Suborbital Fermi/LAT Analysis of the Brightest Gamma-Ray Flare of Blazar 3C 454.3
Krzysztof Nalewajko

TL;DR
This study analyzes Fermi/LAT data of blazar 3C 454.3's brightest gamma-ray flare, revealing flux variations only over timescales longer than 5 hours, supporting existing blazar emission models.
Contribution
It provides the first suborbital analysis of 3C 454.3's gamma-ray variability with high time resolution, testing flux stability at minute scales.
Findings
Flux variations occur only over timescales longer than 5 hours.
Short-term flux variations are not statistically significant.

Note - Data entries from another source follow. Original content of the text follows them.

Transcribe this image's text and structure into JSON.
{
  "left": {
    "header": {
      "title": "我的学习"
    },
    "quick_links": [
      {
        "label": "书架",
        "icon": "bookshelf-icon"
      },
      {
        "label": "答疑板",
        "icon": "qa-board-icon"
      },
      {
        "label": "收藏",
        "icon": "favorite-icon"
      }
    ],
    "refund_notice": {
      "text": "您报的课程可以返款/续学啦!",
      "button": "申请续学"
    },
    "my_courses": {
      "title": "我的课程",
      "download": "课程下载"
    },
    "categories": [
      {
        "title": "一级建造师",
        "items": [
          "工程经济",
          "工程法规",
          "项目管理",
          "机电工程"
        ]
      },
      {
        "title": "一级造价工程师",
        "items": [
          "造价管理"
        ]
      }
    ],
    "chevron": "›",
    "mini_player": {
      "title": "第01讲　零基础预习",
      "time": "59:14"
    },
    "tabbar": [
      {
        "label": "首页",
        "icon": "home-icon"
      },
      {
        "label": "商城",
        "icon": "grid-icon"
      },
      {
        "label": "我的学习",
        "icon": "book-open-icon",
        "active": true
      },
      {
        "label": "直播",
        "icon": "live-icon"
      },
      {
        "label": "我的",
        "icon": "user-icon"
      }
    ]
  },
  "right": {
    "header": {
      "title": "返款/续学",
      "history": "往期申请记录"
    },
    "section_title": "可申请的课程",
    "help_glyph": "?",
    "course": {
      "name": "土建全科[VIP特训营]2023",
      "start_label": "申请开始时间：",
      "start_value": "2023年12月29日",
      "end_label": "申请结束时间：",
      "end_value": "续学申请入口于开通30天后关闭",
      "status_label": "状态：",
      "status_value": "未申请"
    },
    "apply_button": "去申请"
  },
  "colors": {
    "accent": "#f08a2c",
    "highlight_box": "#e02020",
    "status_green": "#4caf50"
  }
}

Results support standard blazar emission models.
Abstract
Recent detection of suborbital gamma-ray variability of Flat Spectrum Radio Quasar (FSRQ) 3C 279 by Fermi Large Area Telescope (LAT) is in severe conflict with established models of blazar emission. This paper presents the results of suborbital analysis of the Fermi/LAT data for the brightest gamma-ray flare of another FSRQ blazar 3C 454.3 in November 2010 (MJD 55516-22). Gamma-ray light curves are calculated for characteristic time bin lengths as short as 3 min. The measured variations of the 0.1-10 GeV photon flux are tested against the hypothesis of steady intraorbit flux. In addition, the structure function is calculated for absolute photon flux differences and for their significances. Significant gamma-ray flux variations are measured only over time scales longer than ~5h, which is consistent with the standard blazar models.